Everyone is hocking financial advice so how does one decide whose to follow? For example, why on earth should anyone pay any attention to the personal financial advice I offer below? What makes one advisor more credible than another, credentials, their popularity, their marketing savvy, something else? Credentials are nice in that they create a floor with respect to technical knowledge, but they don’t tell you much about the person’s ethics, integrity, or track record. Ultimately all credentials tell you is they succeeded in passing exams.
If I was looking for a financial advisor I’d look for someone that managed their own money well and emphasized saving, investing simply, and had other values that jived with my own. But how do you know if someone manages their own money well when we’re loathe to talk about our personal finances?
Tip one. Ask anyone wanting to manage your money to prove that they’ve managed theirs well. That will probably reduce the pool from which to choose in at least half. Take me for example, I have managed my family’s money well, but for privacy reasons, I won’t provide details except to say that for every ten financial decisions I make, I tend to make seven or eight good ones. Were I in the biz, I would completely understand if that lack of specificity caused potential clients to walk away.
Tip two. Ask any potential financial advisor about some of the mistakes he or she has made and what they learned from them. Last year I made a $9,000 mistake. I repeat, last year I made a $9,000 mistake. It was a brutal, self-inflicted wound that took time to shake. My goal is not to be perfect, but to consistently make more good decisions than bad. Look for a humble advisor who acknowledges complexity and doesn’t over promise. That will probably reduce the pool of potential advisors by at least another half.
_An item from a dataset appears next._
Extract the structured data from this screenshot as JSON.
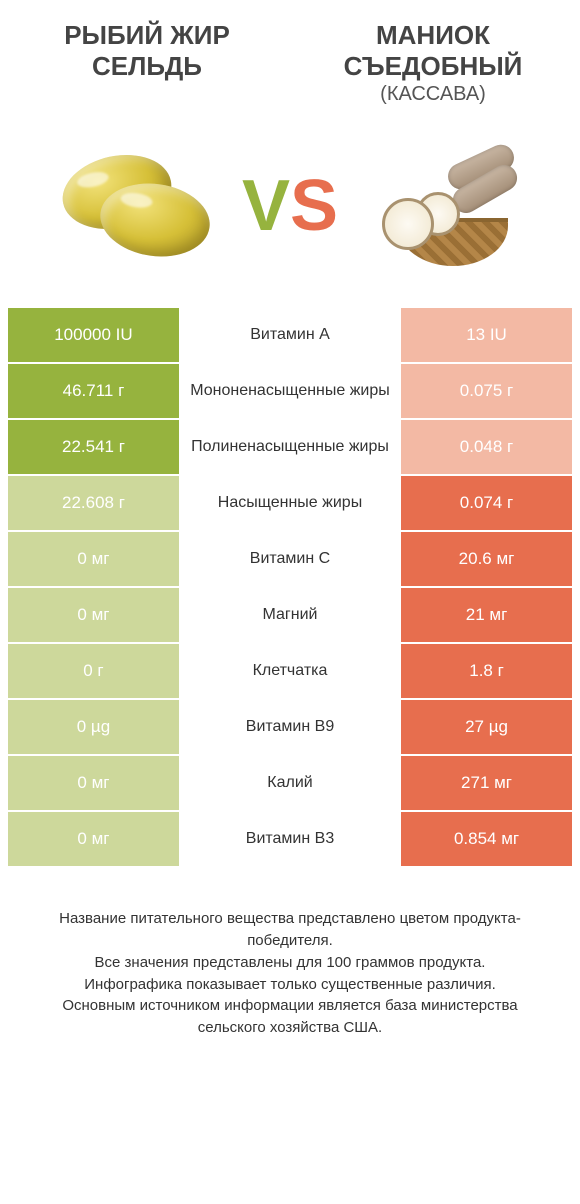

Tip three. Even if you find a financial advisor that meets all of those criteria, don’t decide to work with him/her without first looking at yourself in a mirror and repeating several times, “No one will ever care about my financial well-being as much as me.”
Tip four. Never accept any financial advice passively. Instead educate yourself and recognize that no one will ever care about your personal financial well-being as much as you. More specifically, become your own financial advisor. That’s the best financial advice I’ll ever offer. Become your own financial advisor.
Well, the best advice until Part Two.